During Capers's teaching Ray slipped a prayer card out of the back pew and put the names of the people who she felt needed it: Priscilla and J.K.; William and Carson; Laura, the sister she hadn't seen in four years; and even her daddy, who might still be alive somewhere out there. She slipped the card to one of the men in the back who nodded and gave her a reassuring smile before he read the names on the card and closed his eyes.

When Capers finished his talk, Ray opened the pews one by one and ushered the participants up to the altar where Vangie and Capers put their hands on them and prayed for their concerns and ailments as Sis played some worship songs softly on the little keyboard Capers had rented for the occasion.

No one fainted or fell down into any strange convulsions when Capers and Vangie prayed for them, much to Ray's relief, but every time a participant walked back down the aisle to their seat after prayer, she noticed they had a different look about them. Ray couldn't tell if it was in their body language or their facial expressions, but it was a look of peace and a quiet strength, and it was a new look for each of the folks she had ushered out of the pews. It was so pronounced in some that she had to stop herself from making her own walk down the aisle when Capers turned to the congregation, opened his hands, and said, “Anyone else?”

After Kitty B. served everyone a delicious chicken salad lunch in the churchyard, Ray helped round everyone up and back into the sanctuary for what Capers called the “Generational Healing Eucharist,” which was some kind of unique communion service where, as Capers said, “We will ask God to cut us free from anything negative that has come down our family lines, whether we know about it or not.”

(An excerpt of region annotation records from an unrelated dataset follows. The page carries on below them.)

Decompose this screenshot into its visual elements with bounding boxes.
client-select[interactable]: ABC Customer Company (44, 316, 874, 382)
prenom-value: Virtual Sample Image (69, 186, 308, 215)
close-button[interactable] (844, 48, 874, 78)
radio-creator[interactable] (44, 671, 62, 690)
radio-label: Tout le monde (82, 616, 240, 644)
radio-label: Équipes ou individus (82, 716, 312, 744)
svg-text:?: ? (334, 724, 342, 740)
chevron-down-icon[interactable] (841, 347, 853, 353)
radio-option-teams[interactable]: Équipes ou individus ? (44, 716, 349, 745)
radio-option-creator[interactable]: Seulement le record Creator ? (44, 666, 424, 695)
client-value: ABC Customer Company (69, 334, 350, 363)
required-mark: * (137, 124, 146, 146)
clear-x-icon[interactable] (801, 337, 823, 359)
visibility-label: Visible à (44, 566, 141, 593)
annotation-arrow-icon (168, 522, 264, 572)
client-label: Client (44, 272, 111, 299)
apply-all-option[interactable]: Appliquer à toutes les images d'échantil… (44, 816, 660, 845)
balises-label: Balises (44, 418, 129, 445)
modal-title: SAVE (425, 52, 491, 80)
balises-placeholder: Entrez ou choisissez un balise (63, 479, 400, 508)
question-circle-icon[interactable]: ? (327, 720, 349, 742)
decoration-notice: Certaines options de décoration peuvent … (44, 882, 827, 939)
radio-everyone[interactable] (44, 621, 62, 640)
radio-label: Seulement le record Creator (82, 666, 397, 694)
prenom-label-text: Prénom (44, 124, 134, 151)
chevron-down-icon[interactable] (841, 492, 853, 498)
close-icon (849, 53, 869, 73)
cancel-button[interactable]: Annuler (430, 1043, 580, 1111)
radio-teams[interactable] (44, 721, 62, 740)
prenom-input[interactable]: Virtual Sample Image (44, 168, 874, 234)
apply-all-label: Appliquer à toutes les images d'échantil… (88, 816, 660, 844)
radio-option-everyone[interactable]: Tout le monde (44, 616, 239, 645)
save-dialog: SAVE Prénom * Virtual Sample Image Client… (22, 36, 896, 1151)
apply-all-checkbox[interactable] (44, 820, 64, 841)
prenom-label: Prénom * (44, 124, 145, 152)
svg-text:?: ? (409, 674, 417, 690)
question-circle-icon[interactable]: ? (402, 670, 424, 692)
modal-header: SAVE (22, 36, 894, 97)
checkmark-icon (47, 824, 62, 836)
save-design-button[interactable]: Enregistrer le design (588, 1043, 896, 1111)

Then Vangie told Ray to hand out these little family tree charts for everyone to fill out. “You fill one out too,” Vangie said, when Ray took her seat next to her in the back. Well, at first Ray thought about making up things about her family—a little cancer here, a little heart disease there—the way she did in Dr. Arhundati's office. But then when Capers announced that no one would see the charts, she actually turned away from Vangie and put a big question mark up her daddy's side and another up her mama's side.

As they went forward for communion, Ray and all of the participants took their charts and placed them in an offering basket. Next they followed Capers out to the graveyard and burned the charts as a symbol of this “cutting free.”

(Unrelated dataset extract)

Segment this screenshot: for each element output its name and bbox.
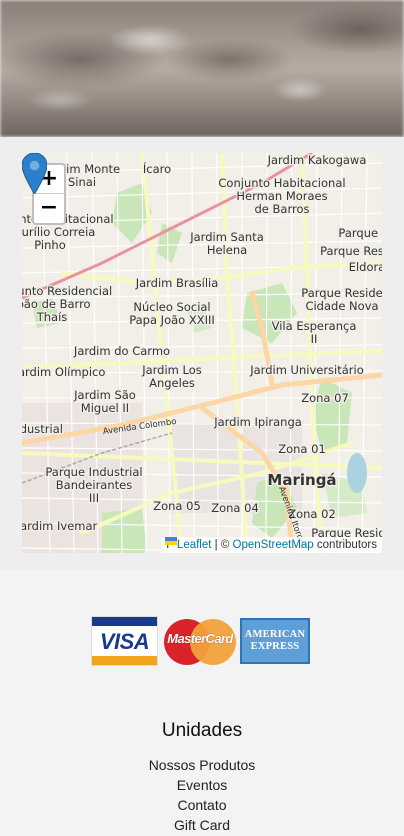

Strange thing was, for Ray's whole life she's wanted to know who her family was. To attach herself to them. She's wanted to know where she came from, and she's wanted to hitch her wagon to her ancestors, whoever they were, without stopping to think that she could be hitching up to something rather awful. Maybe that's why her mama never elaborated. Maybe she was trying to protect her.

She realized this as Capers stoked the ashes and some of the participants wept, and she decided to have her first talk with God since Priscilla's Las Vegas wedding. She turned away from the group and looked out over all of the weathered, ornate gravestones that stood like a grand record of the history of Jasper. She was always envious of the gang who all had family plots around the chapel and a heritage to point to. “That was Grandmama,” one would point. “That was Great Uncle Rudolph,” said another.